En los papeles, la del martes era una elección que los demócratas debían esforzarse por perder. Enfrente tenían un cadáver político que hace menos de un año yacía en un caleidoscopio de capillas ardientes en las que grupos de lo más diversos lo velaban con complaciente desprecio. El desprestigio de Trump, pregonado sin pausa desde los medios tradicionales, se resumía en una cadena de mantras: criminal convicto, farsante, misógino, mentiroso, negador, racista, nazi-fascista, golpista, peligro para la democracia y el orden mundial. ¿A quién, aun entre los republicanos más oportunistas, podía ocurrírsele asociarse con él? 

Resulta ser que la pregunta acabó siendo otra: ¿qué más conveniente para Trump que ser habilitado a competir desde el desconcierto, método en el que no tiene rival alguno?
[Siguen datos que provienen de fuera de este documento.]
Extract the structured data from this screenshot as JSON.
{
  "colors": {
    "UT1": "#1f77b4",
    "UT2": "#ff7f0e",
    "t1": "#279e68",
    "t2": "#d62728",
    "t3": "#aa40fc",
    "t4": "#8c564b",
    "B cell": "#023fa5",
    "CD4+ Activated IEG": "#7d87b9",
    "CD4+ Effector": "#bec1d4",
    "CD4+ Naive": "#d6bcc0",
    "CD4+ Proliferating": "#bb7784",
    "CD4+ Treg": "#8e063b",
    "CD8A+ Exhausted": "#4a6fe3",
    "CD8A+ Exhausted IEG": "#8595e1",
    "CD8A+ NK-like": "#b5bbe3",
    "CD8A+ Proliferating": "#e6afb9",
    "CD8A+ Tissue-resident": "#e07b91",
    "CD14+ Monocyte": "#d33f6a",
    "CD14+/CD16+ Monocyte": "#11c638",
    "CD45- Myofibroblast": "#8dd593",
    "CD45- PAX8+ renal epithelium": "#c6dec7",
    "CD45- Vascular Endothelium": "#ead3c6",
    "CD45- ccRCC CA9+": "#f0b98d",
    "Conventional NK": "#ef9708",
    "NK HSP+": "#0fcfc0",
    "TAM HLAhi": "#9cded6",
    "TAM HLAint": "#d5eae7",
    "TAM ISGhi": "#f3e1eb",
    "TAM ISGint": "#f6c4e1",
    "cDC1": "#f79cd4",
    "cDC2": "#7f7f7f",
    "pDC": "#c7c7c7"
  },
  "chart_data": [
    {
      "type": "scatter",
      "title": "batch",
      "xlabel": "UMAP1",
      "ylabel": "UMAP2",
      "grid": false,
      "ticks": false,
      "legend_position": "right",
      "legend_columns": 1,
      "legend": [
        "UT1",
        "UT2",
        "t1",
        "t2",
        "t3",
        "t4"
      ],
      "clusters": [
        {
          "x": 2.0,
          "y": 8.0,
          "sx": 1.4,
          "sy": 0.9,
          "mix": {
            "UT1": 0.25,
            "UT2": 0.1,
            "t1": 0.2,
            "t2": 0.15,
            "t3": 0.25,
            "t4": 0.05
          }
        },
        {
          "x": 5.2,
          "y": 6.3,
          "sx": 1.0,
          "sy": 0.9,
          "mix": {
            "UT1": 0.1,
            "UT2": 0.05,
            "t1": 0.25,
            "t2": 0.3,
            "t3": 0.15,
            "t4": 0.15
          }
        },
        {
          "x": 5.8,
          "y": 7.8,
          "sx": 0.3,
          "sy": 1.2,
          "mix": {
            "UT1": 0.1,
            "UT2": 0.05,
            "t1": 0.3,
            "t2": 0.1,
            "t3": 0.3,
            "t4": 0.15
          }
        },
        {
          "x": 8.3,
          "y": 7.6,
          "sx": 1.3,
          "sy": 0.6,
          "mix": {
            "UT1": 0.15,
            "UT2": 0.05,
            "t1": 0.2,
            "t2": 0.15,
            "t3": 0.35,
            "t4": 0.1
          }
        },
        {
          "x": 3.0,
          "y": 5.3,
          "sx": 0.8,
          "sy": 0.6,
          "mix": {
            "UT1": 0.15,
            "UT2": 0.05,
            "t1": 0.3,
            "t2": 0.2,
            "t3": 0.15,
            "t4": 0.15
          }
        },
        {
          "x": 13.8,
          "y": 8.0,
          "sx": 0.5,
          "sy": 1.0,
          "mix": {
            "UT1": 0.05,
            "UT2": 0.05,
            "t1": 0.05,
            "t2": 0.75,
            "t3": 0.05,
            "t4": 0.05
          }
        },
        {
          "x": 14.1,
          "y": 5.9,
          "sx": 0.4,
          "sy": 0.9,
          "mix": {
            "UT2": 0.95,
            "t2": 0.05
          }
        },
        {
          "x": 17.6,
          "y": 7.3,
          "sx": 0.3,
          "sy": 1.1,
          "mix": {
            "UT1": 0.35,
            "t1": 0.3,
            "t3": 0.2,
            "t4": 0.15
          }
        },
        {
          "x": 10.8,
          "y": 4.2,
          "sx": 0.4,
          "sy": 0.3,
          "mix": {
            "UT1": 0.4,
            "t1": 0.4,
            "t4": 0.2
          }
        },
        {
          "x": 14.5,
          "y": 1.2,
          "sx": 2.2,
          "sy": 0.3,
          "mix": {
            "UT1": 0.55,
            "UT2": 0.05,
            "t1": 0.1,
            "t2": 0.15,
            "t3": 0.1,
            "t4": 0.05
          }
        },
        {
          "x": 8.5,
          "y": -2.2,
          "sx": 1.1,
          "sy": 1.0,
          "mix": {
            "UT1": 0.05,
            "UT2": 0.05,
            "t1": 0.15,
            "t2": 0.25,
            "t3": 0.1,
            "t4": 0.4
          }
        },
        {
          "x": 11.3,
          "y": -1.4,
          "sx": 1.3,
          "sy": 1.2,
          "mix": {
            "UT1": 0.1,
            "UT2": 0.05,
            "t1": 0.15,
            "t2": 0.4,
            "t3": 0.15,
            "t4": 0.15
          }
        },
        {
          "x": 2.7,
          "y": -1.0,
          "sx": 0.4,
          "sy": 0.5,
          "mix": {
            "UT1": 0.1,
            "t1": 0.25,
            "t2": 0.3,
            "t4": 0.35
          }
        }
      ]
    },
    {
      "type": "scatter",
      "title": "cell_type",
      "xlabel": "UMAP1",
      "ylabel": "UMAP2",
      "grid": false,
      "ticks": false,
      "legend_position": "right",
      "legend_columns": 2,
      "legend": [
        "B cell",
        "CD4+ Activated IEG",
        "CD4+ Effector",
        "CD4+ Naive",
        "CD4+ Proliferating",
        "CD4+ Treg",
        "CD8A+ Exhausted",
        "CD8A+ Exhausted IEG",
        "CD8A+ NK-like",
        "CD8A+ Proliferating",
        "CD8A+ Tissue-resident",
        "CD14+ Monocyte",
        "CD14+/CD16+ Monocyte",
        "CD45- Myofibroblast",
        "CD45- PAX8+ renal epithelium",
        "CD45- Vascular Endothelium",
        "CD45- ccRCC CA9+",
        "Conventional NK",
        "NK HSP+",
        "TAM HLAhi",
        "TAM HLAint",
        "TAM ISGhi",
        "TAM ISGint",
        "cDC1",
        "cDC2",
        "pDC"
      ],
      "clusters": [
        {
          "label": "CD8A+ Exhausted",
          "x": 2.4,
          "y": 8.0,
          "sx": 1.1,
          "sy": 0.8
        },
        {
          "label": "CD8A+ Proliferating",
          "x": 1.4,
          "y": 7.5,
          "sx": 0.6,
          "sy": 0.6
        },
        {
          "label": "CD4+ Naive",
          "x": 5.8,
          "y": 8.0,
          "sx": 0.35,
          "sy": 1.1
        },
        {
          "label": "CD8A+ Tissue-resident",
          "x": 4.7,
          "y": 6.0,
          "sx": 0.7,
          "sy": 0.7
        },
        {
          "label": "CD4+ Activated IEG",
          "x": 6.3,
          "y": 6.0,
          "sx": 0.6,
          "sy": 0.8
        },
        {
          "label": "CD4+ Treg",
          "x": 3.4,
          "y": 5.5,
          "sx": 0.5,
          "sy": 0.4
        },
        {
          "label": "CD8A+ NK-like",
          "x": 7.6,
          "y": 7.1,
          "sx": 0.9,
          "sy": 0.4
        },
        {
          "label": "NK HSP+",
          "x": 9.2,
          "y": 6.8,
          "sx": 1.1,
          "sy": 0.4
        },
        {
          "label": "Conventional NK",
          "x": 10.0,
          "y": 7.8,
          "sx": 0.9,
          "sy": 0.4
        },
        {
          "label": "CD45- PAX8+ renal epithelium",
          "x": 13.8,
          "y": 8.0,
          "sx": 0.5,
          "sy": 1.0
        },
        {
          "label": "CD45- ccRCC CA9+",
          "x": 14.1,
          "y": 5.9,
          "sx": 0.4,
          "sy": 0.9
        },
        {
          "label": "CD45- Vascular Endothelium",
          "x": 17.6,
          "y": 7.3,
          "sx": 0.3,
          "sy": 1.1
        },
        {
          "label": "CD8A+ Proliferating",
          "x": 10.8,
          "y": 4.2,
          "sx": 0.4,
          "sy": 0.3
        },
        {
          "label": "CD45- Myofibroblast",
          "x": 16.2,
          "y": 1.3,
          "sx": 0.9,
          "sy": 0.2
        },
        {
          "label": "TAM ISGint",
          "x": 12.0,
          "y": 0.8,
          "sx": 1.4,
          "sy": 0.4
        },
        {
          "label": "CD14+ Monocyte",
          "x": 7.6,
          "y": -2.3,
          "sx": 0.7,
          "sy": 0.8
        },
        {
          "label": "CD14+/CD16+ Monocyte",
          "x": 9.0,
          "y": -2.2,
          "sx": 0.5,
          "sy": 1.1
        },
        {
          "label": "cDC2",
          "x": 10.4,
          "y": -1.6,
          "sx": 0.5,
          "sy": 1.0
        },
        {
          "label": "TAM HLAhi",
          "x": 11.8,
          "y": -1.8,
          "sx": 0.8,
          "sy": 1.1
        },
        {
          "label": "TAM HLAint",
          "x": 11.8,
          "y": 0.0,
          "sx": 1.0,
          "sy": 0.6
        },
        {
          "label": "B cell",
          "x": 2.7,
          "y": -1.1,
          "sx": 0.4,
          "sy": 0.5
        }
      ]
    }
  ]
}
Veamos primero de que trata ese método y luego busquemos entender cómo es que un candidato demonizado hasta el hartazgo ha logrado transformarse en novedoso otra vez. En otras palabras, ¿cómo lograron los demócratas gastar 1.000 millones de dólares en convertir a su adversario en el comeback story más notable de la política norteamericana de los últimos 100 años?

Es de ingenuos quedarse en la literalidad cuando se lo escucha a Trump. Su contenido es mera distracción. Lo que importa es el sujeto perorante.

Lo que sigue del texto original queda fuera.